SEULE LA JOIE
La séance du vendredi 4 novembre à 19h10 sera proposée par l’association Diversités arts et cultures, dans le cadre de ses séances Rainbow Screen.
(Glück) Écrit et réalisé par Henrika KULL – Allemagne 2021 1h28mn VOSTF – avec Katharina Behrens, Adam Hoya, Maria Mägdefrau, Jean-Luc Bubert, Mike Hoffman…
Du 02/11/22 au 29/11/22
Sasha travaille dans cette maison depuis si longtemps… Sa vie file. Le train que l’on prend pour aller bosser, les petits amis qui ne restent pas, le fils qui vit chez son père et qu’on visite à l’occasion, le tout couronné de fatigue et de vague à l’âme. Impulsive, déterminée, solide en façade, comme un roc, mais c’est une façon pour Sasha de se protéger. Plus qu’à son tour, elle encaisse et s’est forgée une carapace, croit-elle, indestructible. L’arrivée d’une nouvelle « pensionnaire », Maria, va ébranler ce bloc de certitudes. Maria est tout le contraire de Sasha : seule, non-conformiste et queer. Là où Sasha, blessée par la vie, serait en quête d’une joie à laquelle elle se refuse, Maria tient fermement le cap de son indépendance. Les valeurs des deux femmes, leurs quotidiens entrent en collision permanente. Et pourtant, se découvrant peu à peu, elles s’offrent des regards profonds, des sourires à se damner. Elles se captent, s’apprivoisent, se choisissent. Et c’est le début d’une histoire forte, transgressive, belle, grâce à laquelle elles explorent des contrées inconnues, qui les fait s’abandonner et se libérer de leurs peurs.
C’est une évidence, Henrika Kull aime ses comédiennes, au point de leur laisser une liberté folle de jeu et d’articuler sa mise en scène autour d’elles. Elles sont deux, principalement, à crever l’écran dans ce film aussi délicieusement cru (on évitera avec soin de le présenter devant les yeux les plus chastes) qu’attachant : Katharina Behrens, Adam Hoya, qui incarnent les héroïnes Sasha et Maria. Elles parmi toutes les autres, les femmes-ouvrières qui font vivre cette maison close berlinoise – plus qu’un décor, un véritable personnage qui palpite au cœur du film. Seule la joie nous plonge dans le quotidien et les rituels de ces femmes : les lits qu’on fait et défait, les tenues qu’on choisit, l’attente, les pauses sur les sofas… et surtout les relations qui les unissent. Tendres, drôles, sans fards, elles transpirent de spontanéité. En immersion, invités dans l’intimité des échanges des filles de joie, on est du côté de L’Apollonide de Bertrand Bonello. Comment ces femmes appréhendent-elles la féminité ? Comment se comportent-elles entre elles ? Comment se comportent-elles avec leurs clients ? Raconter à travers une fiction mais en se tenant au plus près du réel le quotidien d’une maison close, sans esbroufe ni angélisme, sans tape-à-l’œil et surtout sans céder aux facilités ni de la représentation fantasmatique, ni de la dénonciation moralisatrice et sans nuances. C’est sur ce fil ô combien fragile que la réalisatrice, parvient à faire tenir son film en délicat équilibre. Pour y parvenir, elle a patiemment mené un long travail de recherche dans des maisons closes, beaucoup échangé avec les femmes qui y travaillent, décidé de leur faire jouer leurs propres rôles, en décors réels, aux côtés de comédiennes et comédiens professionnels.

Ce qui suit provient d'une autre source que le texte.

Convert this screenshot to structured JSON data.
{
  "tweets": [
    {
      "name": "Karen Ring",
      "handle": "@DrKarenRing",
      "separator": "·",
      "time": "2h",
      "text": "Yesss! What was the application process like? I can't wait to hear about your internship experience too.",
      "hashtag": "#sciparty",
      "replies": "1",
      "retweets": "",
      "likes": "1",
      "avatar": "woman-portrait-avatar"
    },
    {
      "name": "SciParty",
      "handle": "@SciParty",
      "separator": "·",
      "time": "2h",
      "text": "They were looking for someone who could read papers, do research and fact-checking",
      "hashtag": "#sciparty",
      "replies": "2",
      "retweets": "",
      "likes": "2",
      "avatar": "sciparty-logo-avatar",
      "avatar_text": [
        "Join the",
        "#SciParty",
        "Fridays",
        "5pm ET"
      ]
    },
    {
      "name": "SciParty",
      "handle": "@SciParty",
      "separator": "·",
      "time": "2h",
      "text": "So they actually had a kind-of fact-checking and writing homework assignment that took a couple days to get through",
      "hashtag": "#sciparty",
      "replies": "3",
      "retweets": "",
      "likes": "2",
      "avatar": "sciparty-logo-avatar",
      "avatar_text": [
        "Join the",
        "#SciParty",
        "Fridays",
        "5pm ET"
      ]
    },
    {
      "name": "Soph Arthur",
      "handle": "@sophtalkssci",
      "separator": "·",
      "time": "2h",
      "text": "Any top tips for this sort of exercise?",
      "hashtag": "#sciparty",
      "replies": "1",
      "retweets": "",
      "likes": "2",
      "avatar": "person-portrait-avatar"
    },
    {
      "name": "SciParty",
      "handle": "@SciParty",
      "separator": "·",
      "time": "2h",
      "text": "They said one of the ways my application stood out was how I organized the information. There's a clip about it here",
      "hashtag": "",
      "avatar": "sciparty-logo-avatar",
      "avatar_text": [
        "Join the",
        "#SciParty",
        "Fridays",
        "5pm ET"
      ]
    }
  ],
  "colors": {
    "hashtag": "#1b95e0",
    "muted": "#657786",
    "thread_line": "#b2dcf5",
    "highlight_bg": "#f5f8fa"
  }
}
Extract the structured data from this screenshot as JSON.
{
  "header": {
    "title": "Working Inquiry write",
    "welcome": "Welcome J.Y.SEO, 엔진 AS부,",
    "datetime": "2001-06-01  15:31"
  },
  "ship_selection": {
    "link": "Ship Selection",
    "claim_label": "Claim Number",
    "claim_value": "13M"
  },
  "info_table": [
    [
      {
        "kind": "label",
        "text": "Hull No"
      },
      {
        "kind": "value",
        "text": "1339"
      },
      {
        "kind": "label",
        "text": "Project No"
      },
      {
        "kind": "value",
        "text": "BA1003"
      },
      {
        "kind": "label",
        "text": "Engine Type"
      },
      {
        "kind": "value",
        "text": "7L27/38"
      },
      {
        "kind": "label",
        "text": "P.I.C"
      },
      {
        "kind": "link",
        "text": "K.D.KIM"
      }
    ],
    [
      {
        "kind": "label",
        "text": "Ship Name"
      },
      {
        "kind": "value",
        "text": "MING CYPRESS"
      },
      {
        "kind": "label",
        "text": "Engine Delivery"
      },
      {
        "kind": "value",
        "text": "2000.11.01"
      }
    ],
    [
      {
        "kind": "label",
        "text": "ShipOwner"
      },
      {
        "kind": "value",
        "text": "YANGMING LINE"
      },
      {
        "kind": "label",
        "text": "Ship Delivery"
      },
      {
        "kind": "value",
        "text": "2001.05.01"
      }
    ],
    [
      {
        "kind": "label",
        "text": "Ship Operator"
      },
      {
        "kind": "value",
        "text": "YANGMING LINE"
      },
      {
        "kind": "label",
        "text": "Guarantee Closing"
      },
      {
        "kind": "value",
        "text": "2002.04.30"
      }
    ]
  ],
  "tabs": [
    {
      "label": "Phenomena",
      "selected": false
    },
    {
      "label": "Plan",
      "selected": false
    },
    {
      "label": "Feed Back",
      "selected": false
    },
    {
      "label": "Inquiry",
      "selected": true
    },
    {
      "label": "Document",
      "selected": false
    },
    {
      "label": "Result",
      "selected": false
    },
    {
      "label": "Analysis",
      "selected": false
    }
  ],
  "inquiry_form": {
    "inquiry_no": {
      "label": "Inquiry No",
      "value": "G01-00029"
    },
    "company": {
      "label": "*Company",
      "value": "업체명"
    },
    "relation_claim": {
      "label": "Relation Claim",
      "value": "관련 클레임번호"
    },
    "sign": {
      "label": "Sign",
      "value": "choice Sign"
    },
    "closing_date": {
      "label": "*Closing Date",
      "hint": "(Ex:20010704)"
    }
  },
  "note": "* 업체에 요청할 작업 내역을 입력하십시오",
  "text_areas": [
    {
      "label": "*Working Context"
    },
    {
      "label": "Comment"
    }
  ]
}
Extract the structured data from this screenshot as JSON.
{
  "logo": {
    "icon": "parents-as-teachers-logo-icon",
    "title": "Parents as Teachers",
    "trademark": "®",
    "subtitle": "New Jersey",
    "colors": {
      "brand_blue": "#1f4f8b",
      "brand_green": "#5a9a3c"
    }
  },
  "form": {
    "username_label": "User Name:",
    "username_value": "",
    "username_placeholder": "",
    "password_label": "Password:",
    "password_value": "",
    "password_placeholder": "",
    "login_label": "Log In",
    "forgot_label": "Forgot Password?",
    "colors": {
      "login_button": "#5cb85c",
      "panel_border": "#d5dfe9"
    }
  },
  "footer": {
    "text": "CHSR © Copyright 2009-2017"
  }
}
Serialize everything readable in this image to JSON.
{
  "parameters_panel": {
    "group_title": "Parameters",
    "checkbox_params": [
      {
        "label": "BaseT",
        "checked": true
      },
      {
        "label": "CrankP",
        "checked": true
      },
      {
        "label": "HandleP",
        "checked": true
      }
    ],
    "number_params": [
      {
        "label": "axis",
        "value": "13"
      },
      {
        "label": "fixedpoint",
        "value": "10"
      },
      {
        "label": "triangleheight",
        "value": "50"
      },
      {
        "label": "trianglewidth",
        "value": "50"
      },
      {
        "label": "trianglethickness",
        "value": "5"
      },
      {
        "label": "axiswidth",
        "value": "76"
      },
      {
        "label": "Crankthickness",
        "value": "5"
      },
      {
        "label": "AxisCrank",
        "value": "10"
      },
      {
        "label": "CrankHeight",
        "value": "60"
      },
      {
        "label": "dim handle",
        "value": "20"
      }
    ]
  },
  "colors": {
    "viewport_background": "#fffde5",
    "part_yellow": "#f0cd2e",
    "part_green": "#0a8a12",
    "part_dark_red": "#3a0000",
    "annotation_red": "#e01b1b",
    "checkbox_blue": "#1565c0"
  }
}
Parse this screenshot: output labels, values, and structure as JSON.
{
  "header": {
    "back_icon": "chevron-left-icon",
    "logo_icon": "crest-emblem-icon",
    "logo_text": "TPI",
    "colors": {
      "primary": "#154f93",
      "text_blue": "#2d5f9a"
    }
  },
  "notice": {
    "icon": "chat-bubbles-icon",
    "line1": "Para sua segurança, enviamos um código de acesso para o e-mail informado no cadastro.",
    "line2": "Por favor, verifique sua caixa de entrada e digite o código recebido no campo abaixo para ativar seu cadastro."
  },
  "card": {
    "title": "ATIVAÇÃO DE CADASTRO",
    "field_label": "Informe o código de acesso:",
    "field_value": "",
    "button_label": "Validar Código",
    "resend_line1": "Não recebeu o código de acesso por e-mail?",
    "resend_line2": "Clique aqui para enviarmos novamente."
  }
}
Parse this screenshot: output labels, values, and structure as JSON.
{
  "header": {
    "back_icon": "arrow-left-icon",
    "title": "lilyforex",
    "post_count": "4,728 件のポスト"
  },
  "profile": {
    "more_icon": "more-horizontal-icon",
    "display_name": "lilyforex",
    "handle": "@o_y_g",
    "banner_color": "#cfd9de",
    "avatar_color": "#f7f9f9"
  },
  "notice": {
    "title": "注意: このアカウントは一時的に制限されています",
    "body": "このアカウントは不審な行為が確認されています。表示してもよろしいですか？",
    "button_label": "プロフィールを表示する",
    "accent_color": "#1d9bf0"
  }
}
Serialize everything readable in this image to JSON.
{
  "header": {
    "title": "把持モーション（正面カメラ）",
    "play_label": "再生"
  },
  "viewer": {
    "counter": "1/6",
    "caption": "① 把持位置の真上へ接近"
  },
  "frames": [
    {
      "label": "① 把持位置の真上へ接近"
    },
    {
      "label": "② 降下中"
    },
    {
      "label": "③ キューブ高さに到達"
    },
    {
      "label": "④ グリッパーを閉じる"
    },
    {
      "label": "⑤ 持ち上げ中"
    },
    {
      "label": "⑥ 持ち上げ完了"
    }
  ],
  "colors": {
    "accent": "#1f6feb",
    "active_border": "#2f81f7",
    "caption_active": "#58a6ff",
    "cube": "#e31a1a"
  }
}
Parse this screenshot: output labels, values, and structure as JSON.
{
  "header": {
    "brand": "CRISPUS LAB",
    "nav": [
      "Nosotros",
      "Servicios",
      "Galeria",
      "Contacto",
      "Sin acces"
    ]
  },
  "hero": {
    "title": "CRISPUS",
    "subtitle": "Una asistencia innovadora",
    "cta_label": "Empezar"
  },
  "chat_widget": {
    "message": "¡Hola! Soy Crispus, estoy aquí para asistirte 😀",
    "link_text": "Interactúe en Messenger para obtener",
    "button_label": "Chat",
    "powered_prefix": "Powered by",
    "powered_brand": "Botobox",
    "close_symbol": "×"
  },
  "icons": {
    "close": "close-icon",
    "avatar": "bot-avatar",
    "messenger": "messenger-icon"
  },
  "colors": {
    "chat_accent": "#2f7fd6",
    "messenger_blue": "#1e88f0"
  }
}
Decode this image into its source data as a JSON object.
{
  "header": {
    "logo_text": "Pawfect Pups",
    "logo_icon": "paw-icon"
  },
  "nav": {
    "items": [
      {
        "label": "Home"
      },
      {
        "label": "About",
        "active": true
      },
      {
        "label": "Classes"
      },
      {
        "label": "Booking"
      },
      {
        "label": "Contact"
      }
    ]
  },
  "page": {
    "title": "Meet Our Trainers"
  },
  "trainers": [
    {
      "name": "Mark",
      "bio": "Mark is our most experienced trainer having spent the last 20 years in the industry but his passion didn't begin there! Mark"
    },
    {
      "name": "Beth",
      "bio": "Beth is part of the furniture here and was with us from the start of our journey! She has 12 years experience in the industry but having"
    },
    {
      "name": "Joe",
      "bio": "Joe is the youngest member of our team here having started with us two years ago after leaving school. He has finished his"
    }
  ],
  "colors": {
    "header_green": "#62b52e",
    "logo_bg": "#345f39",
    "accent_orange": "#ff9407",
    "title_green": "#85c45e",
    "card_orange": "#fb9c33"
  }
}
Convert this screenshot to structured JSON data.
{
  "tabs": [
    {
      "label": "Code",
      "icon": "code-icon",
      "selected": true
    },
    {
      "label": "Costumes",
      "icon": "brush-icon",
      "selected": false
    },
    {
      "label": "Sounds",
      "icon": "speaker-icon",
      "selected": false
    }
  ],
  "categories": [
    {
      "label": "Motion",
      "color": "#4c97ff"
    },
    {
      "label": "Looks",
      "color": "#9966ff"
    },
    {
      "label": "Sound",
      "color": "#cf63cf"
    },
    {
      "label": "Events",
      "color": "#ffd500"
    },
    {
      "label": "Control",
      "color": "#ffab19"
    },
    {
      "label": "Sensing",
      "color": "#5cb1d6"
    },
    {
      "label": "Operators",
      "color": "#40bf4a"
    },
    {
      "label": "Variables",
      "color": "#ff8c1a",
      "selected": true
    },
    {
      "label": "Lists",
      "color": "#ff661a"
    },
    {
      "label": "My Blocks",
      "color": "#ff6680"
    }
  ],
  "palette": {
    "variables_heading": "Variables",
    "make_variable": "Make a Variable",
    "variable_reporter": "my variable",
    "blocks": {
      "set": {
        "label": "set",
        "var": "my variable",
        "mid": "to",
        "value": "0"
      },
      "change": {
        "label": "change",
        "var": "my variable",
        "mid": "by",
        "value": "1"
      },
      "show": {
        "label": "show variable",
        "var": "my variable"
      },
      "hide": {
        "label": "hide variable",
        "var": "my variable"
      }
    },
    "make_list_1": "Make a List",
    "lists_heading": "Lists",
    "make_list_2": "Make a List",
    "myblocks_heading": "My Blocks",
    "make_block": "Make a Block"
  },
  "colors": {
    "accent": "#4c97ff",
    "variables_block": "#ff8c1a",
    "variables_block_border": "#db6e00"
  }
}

Le film prend parfois d’inattendus chemins de traverse, avance par petites touches impressionnistes pour mieux cerner et nous faire ressentir, par-delà la crudité des scènes, toute la pureté des sentiments. L’acharnement de ces deux femmes à conserver un lien toujours plus intense nous revigore et nous nourrit au plus profond.